Perché un dente curato può diventare sensibile a caldo e freddo
Hai appena fatto un’otturazione.
Prima di entrare in studio quel dente non ti dava fastidio.
Poi torni a casa, bevi un sorso d’acqua fredda… e senti una fitta.
E dentro di te nasce subito un pensiero:
“Ma com’è possibile? Prima non avevo niente… adesso sì?”
È una situazione molto più comune di quanto immagini.
E sì, nella maggior parte dei casi è assolutamente normale.
Ti spiego perché.
Per fare un’otturazione bisogna rimuovere la carie, cioè il tessuto del dente che è stato rovinato dai batteri.
Questa rimozione avviene con strumenti rotanti, le frese.
Anche se moderne e precise, creano comunque una vibrazione.

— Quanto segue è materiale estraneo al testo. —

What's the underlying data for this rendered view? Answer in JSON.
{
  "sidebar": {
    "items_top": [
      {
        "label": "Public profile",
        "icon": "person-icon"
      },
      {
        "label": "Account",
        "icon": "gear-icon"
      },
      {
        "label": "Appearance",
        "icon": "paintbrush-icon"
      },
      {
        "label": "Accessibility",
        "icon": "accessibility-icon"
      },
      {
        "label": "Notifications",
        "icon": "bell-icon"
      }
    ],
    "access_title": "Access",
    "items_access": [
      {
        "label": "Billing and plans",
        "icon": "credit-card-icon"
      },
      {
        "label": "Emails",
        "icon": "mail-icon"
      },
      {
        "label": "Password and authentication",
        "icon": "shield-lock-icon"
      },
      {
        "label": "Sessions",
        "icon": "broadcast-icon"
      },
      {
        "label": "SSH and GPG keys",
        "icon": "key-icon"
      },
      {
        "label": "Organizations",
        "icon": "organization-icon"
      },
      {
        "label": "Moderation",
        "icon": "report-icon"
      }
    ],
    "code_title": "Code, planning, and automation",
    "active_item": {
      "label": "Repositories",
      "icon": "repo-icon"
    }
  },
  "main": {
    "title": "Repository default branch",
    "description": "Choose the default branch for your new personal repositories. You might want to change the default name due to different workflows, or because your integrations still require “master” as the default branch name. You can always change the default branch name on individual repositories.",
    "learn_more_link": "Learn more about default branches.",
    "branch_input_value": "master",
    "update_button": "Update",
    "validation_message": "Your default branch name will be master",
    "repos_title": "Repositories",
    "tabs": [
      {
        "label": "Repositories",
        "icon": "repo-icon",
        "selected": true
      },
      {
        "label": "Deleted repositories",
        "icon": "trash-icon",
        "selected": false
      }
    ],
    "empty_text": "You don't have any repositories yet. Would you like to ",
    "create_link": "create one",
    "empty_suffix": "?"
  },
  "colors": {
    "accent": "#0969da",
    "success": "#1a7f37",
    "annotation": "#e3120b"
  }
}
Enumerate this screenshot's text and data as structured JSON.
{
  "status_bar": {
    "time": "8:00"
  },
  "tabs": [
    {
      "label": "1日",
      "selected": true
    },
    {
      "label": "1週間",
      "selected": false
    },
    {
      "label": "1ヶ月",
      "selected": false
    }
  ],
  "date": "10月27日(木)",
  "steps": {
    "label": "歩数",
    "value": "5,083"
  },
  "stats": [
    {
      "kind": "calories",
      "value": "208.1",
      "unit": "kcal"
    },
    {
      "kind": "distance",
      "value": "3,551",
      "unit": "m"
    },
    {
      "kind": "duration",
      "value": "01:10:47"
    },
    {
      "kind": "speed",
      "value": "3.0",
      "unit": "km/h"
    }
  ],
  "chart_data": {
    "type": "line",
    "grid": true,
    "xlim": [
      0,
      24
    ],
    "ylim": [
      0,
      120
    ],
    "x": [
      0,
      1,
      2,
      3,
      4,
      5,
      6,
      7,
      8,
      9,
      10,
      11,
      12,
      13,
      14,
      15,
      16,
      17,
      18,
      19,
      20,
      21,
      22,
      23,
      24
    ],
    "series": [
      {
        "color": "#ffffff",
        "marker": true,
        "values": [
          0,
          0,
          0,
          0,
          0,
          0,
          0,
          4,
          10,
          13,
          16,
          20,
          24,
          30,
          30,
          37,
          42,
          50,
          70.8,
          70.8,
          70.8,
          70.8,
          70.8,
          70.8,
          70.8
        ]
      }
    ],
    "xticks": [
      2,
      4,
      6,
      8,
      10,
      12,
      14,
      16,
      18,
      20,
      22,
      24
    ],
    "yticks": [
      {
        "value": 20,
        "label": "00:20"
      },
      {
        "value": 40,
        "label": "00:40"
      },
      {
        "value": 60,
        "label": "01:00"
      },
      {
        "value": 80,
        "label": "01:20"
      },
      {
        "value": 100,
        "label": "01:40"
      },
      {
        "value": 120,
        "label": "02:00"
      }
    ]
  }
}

È un piccolo trauma meccanico.
Se la carie era vicina al nervo, quel nervo — che si chiama polpa dentale — può reagire infiammandosi leggermente.

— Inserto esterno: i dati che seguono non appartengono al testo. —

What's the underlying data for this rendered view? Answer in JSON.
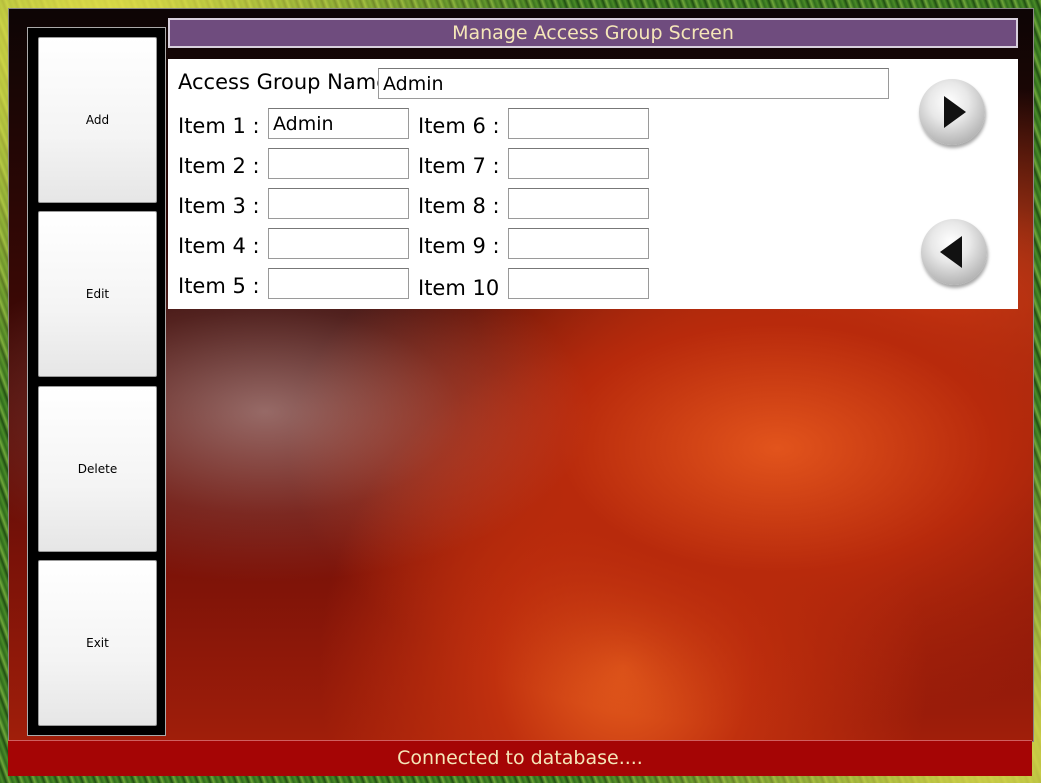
{
  "sidebar": {
    "add_label": "Add",
    "edit_label": "Edit",
    "delete_label": "Delete",
    "exit_label": "Exit"
  },
  "header": {
    "title": "Manage Access Group Screen"
  },
  "form": {
    "group_name_label": "Access Group Name",
    "group_name_value": "Admin",
    "items": [
      {
        "label": "Item 1 :",
        "value": "Admin"
      },
      {
        "label": "Item 2 :",
        "value": ""
      },
      {
        "label": "Item 3 :",
        "value": ""
      },
      {
        "label": "Item 4 :",
        "value": ""
      },
      {
        "label": "Item 5 :",
        "value": ""
      },
      {
        "label": "Item 6 :",
        "value": ""
      },
      {
        "label": "Item 7 :",
        "value": ""
      },
      {
        "label": "Item 8 :",
        "value": ""
      },
      {
        "label": "Item 9 :",
        "value": ""
      },
      {
        "label": "Item 10",
        "value": ""
      }
    ]
  },
  "navigation": {
    "next_icon": "play-right-icon",
    "prev_icon": "play-left-icon"
  },
  "status": {
    "text": "Connected to database...."
  },
  "colors": {
    "title_bg": "#6f4c7e",
    "title_text": "#f5e6b8",
    "status_bg": "#a50505"
  }
}
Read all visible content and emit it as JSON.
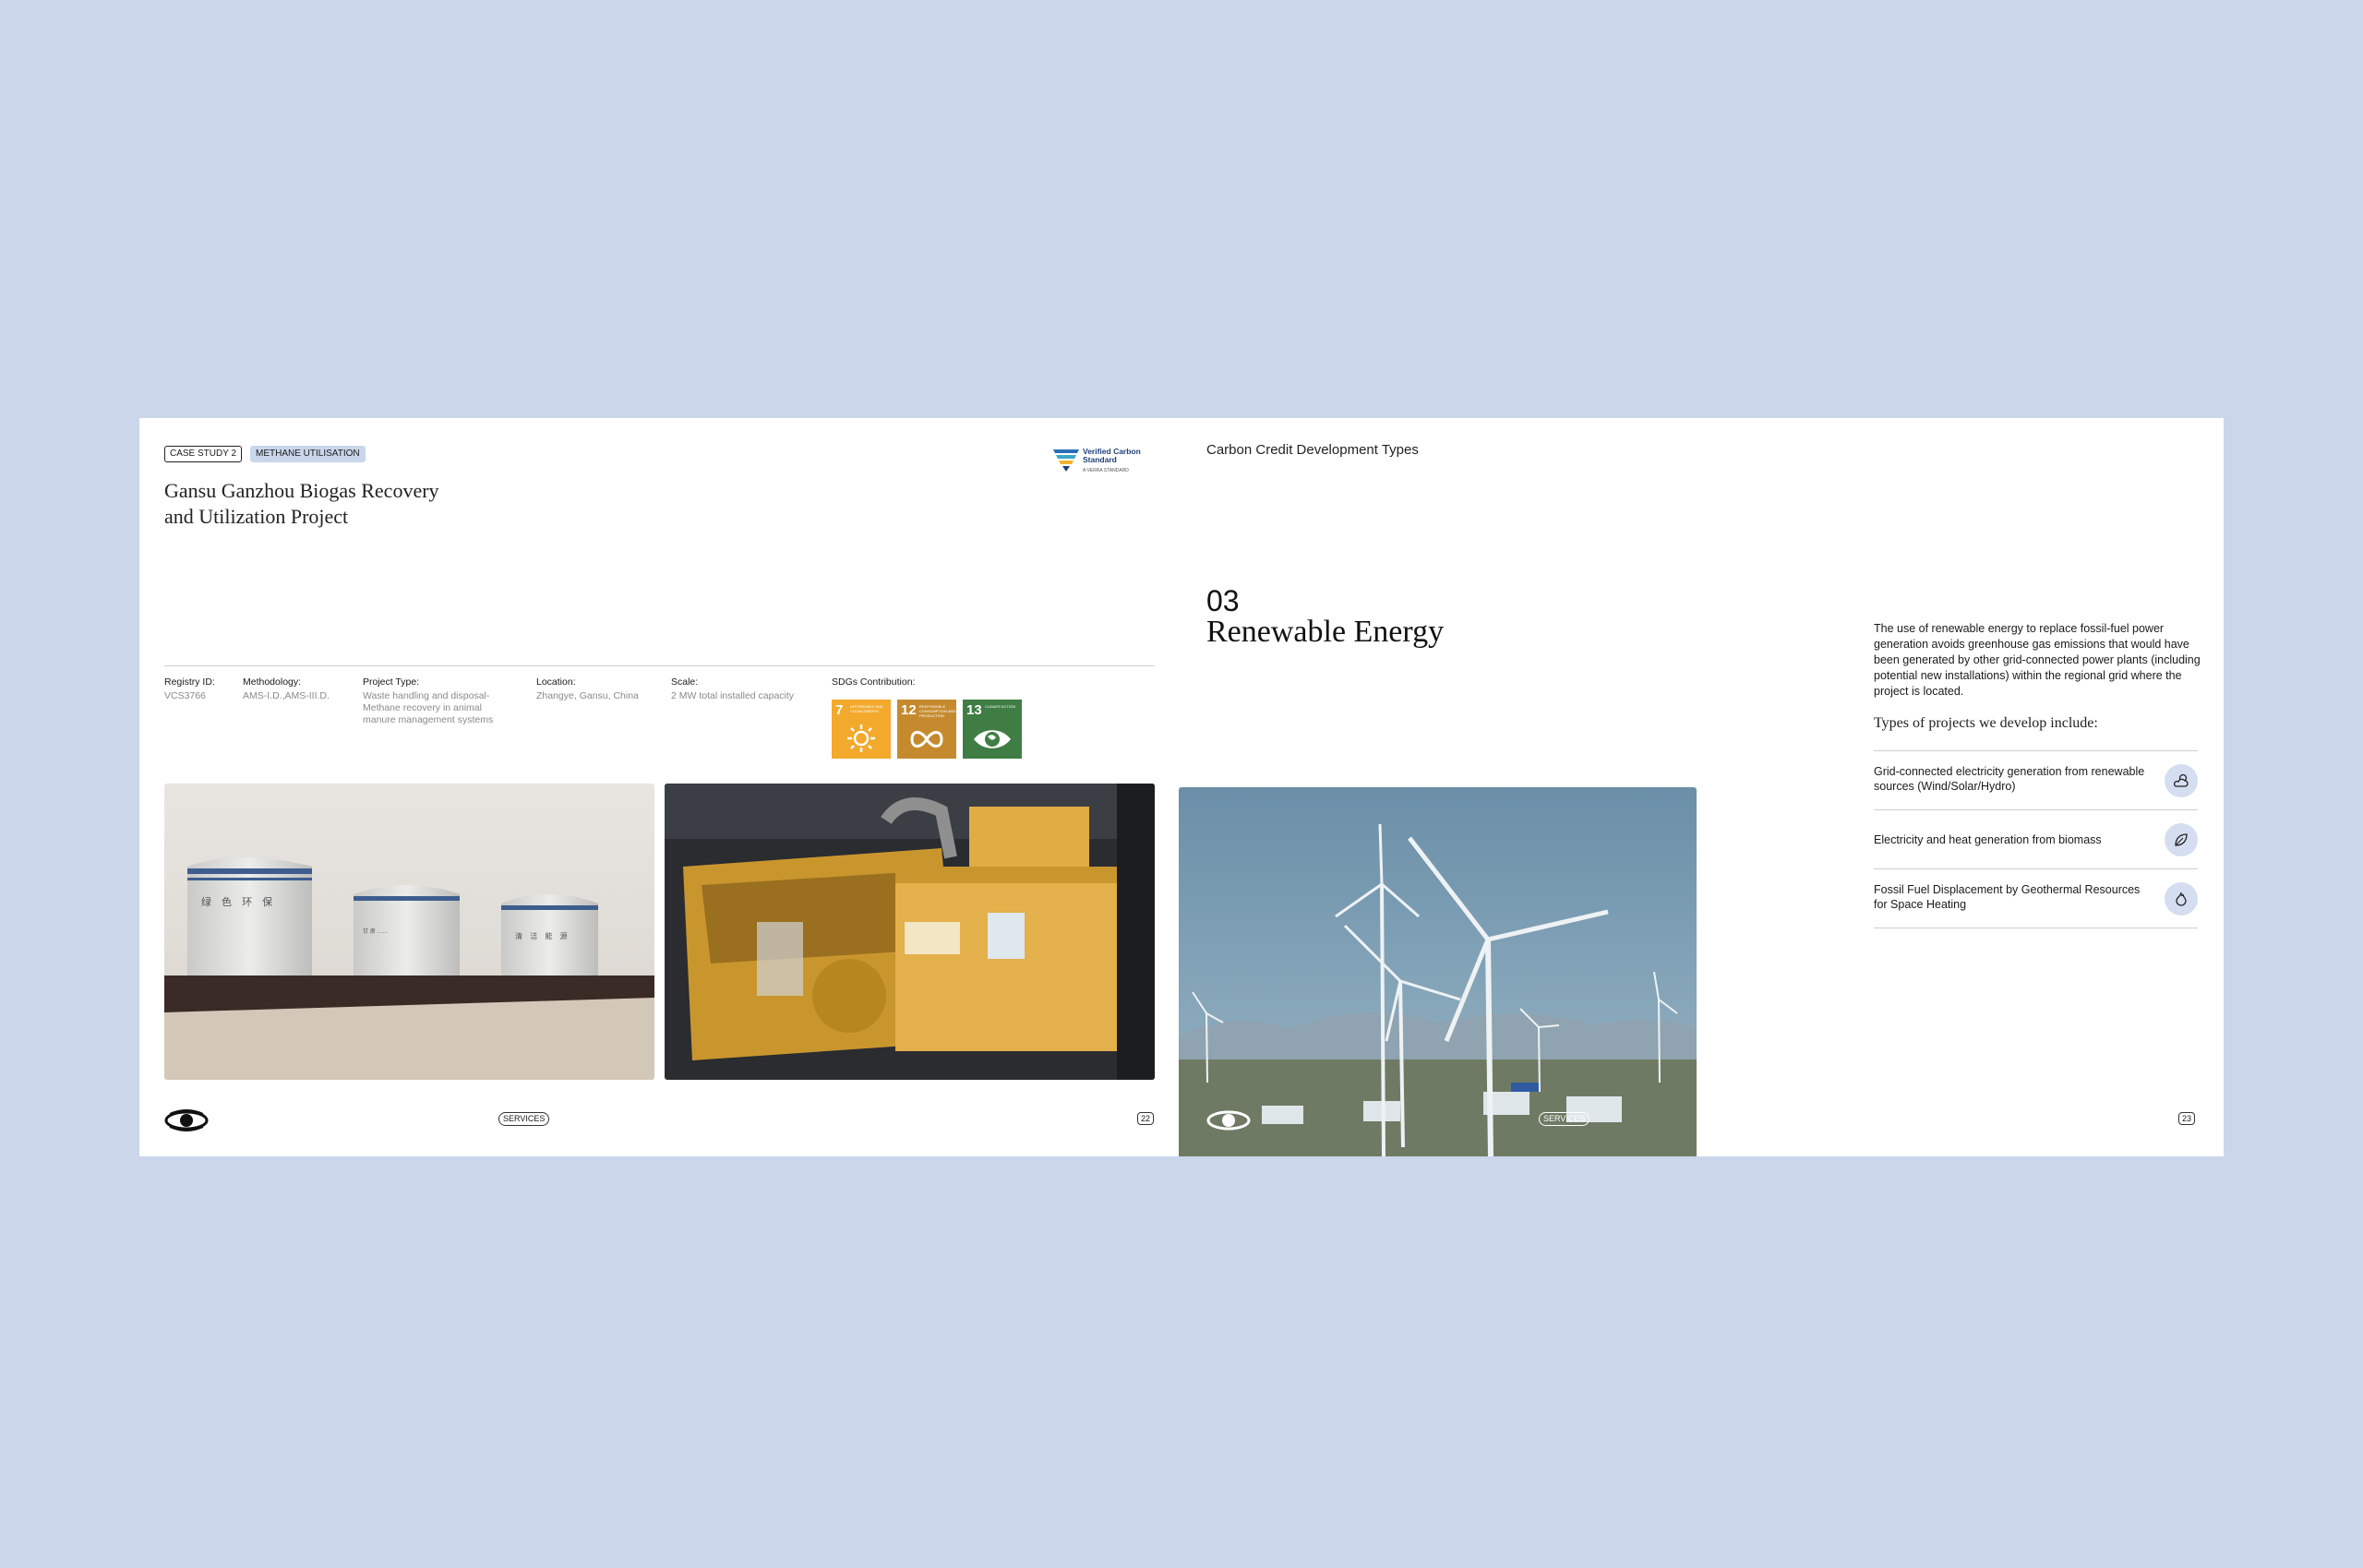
{
  "left_page": {
    "tags": [
      "CASE STUDY 2",
      "METHANE UTILISATION"
    ],
    "title_line1": "Gansu Ganzhou Biogas Recovery",
    "title_line2": "and Utilization Project",
    "vcs_logo": {
      "line1": "Verified Carbon",
      "line2": "Standard",
      "sub": "A VERRA STANDARD"
    },
    "meta": [
      {
        "label": "Registry ID:",
        "lines": [
          "VCS3766"
        ]
      },
      {
        "label": "Methodology:",
        "lines": [
          "AMS-I.D.,AMS-III.D."
        ]
      },
      {
        "label": "Project Type:",
        "lines": [
          "Waste handling and disposal-",
          "Methane recovery in animal",
          "manure management systems"
        ]
      },
      {
        "label": "Location:",
        "lines": [
          "Zhangye, Gansu, China"
        ]
      },
      {
        "label": "Scale:",
        "lines": [
          "2 MW total installed capacity"
        ]
      },
      {
        "label": "SDGs Contribution:",
        "lines": []
      }
    ],
    "sdgs": [
      {
        "number": "7",
        "label": "AFFORDABLE AND CLEAN ENERGY",
        "color": "#f3a92c",
        "icon": "sun-icon"
      },
      {
        "number": "12",
        "label": "RESPONSIBLE CONSUMPTION AND PRODUCTION",
        "color": "#c68a2e",
        "icon": "infinity-icon"
      },
      {
        "number": "13",
        "label": "CLIMATE ACTION",
        "color": "#3f7d44",
        "icon": "eye-globe-icon"
      }
    ],
    "tank_labels": [
      "绿 色 环 保",
      "甘 肃 ……",
      "清 洁 能 源"
    ],
    "footer": {
      "section": "SERVICES",
      "page": "22"
    }
  },
  "right_page": {
    "header": "Carbon Credit Development Types",
    "section_number": "03",
    "section_title": "Renewable Energy",
    "description": "The use of renewable energy to replace fossil-fuel power generation avoids greenhouse gas emissions that would have been generated by other grid-connected power plants (including potential new installations) within the regional grid where the project is located.",
    "types_heading": "Types of projects we develop include:",
    "types": [
      {
        "text": "Grid-connected electricity generation from renewable sources (Wind/Solar/Hydro)",
        "icon": "sun-cloud-icon"
      },
      {
        "text": "Electricity and heat generation from biomass",
        "icon": "leaf-icon"
      },
      {
        "text": "Fossil Fuel Displacement by Geothermal Resources for Space Heating",
        "icon": "flame-icon"
      }
    ],
    "footer": {
      "section": "SERVICES",
      "page": "23"
    }
  },
  "colors": {
    "background": "#cbd6ea",
    "page": "#ffffff",
    "tag_fill": "#c9d6ec",
    "icon_circle": "#d4def0"
  }
}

Durante la cura avevi l’anestesia, quindi non hai sentito nulla.
Ma il dente sì.
E nei giorni successivi può farsi sentire.
Poi c’è un secondo fattore.
Per far aderire bene il materiale bianco dell’otturazione (il composito) al dente, si utilizza un passaggio chimico.
Si applica un acido molto delicato, chiamato acido ortofosforico.
Serve a creare microscopiche irregolarità sulla superficie, così il materiale si “incolla” meglio.
È un po’ come carteggiare un muro prima di pitturarlo.
Questo passaggio può generare un trauma chimico temporaneo.
Anche questo può dare sensibilità.
Infine c’è il momento in cui viene inserito il composito.
Durante la polimerizzazione, cioè quando il materiale si indurisce con la lampada, possono crearsi micro tensioni interne.
A volte si formano minuscole microbolle o microspazi.
Questo può dare fastidio soprattutto quando mastichi.
E dentro di te magari pensi:
“Ma allora qualcosa è andato storto?”
No.
Nella maggior parte dei casi è solo una fase di adattamento del dente.
La cosa importante è osservare l’andamento.
Se nell’arco di due settimane la sensibilità diminuisce progressivamente,
se il fastidio è solo con freddo o caldo e non spontaneo,
se migliora giorno dopo giorno,
siamo nel campo della normalità.
Se invece succede il contrario — il dolore aumenta, diventa spontaneo, pulsa quando ti sdrai — allora è un segnale che va rivalutato.
Non è un dramma.
Significa solo che il nervo potrebbe aver reagito in modo più importante.
In quel caso si chiama il dentista e si controlla.
La cosa fondamentale che devi sapere è questa:
Una sensibilità dopo un’otturazione è frequente.
Non significa che il lavoro sia fatto male.
Non significa che il dente sia “rovinato”.
È una reazione biologica.
Come un muscolo che fa male dopo un allenamento.
Il principio guida è semplice:
se migliora, va tutto bene.
Se peggiora, si controlla.
Senza ansia.
Se stai vivendo questa situazione e hai dubbi, la cosa più intelligente è parlarne con il tuo dentista.
Meglio una domanda in più che un pensiero che ti rimane in testa.
Perché capire cosa succede ti fa stare più tranquillo.